# E Gemini cross-check of the Qwen3-8B judge

The sentiment, refusal, and backtracking evaluations in §4 are graded by a Qwen3-8B judge with reasoning disabled. While we have not validated this judge against human raters, we re-judged a stratified sample of the responses that drive the figures with Gemini 3.1 Flash-Lite Preview and measured per-response agreement.

#### Setup.

We draw a stratified sample of 200 paired records per (checkpoint, evaluation) cell, uniformly over (condition, concept, $\alpha$, prompt, repetition) within the cell. The sample covers all ten sweep checkpoints, all conditions (steering the maze-trained and maze-naive models), and both $\mathbf{v}_{\text{Mold}}$ and $\mathbf{v}_{\text{Gold}}$. The total is 6,000 paired records (2,000 per evaluation).

#### Agreement.

Table 12 reports per-evaluation agreement under the metric for each task. We report the equal-checkpoint stratified mean (every checkpoint weighted equally; the population-weighted alternative agrees within 0.7 percentage points across all three rows). “$n$ usable” counts pairs where both judges parsed successfully. For refusal we report the binarized refused / not-refused signal (refused $=$ direct $\cup$ indirect refusal, with pairs where either judge labeled the response `nonsensical` dropped); this binarization is what the figures plot.

**Table 12.** Qwen3-8B vs. Gemini 3.1 Flash-Lite Preview judge agreement on 6,000 paired records sampled from the assistant-turn-only steering files. Headline numbers are equal-checkpoint stratified means; intervals are Wilson 95% CIs.

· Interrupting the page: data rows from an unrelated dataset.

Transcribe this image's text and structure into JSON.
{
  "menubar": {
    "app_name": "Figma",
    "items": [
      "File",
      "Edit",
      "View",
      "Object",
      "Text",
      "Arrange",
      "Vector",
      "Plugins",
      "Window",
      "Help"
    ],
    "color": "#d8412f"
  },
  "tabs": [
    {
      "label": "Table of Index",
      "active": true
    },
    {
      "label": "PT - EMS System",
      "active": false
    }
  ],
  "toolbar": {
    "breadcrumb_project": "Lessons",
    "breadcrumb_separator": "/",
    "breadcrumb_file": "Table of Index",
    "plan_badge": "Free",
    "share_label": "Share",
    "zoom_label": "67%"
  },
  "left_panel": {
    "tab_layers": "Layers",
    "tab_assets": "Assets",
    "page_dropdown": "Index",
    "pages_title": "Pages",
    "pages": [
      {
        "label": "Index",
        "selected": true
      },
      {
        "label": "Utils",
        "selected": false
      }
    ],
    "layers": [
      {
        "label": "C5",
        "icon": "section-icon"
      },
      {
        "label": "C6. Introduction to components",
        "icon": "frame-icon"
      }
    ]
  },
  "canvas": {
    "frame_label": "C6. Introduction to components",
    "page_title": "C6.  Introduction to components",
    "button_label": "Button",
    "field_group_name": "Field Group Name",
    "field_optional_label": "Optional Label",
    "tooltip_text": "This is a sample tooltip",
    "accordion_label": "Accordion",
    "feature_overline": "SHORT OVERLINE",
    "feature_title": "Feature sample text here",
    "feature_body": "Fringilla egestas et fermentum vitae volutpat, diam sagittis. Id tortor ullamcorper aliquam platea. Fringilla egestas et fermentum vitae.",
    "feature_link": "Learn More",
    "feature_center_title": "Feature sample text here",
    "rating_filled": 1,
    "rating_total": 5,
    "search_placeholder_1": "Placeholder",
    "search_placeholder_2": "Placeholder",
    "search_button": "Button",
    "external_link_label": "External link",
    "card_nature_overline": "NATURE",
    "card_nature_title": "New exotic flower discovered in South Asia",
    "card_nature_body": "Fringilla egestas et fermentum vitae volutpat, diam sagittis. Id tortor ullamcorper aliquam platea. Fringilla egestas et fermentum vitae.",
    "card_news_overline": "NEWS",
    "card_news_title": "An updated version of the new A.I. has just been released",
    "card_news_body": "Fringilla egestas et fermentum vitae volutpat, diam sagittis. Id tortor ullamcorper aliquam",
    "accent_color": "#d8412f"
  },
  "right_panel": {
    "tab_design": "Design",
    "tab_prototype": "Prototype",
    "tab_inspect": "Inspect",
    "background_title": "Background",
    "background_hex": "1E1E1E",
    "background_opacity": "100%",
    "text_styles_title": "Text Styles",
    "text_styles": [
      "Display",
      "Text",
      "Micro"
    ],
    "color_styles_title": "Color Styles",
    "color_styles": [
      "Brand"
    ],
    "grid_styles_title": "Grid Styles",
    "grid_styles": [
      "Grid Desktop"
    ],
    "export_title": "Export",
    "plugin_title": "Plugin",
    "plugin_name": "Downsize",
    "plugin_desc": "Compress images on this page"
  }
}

| Evaluation | $n$ usable | Agreement (95% CI) | Cohen’s $\kappa$ | Supplementary |
| --- | --- | --- | --- | --- |
| Sentiment ($-5..+5$) | 1,999 | 62.6%  [$60.5, 64.7$] | 0.692 (lin-w) | $\pm 1$ tol. 87.6%; Pearson $r{=}0.83$; MAE 0.57 |
| Refusal (binary) | 1,548 | 93.3%  [$92.0, 94.6$] | 0.868 | 4-class agreement 67.4%, $\kappa{=}0.57$ |
| Backtracking (3-cl.) | 1,962 | 82.3%  [$80.6, 83.9$] | 0.681 | Within Qwen-positive: $179/181$ (98.9%) |

#### Where disagreement clusters.

Sentiment exact-match is low, but most disagreements are $\pm 1$ shifts of degree, not sign reversals. Pre-binarization four-class refusal agreement is only 67%, and almost the entire gap is the direct-refusal vs. indirect-refusal cell, which is finer than the binary signal that the figures plot. Backtracking residual disagreement clusters on the boundary between the `nonsensical` and `backtracking` classes.

We take this as evidence that the steering effects in §4 are not artifacts of the Qwen3-8B judge specifically.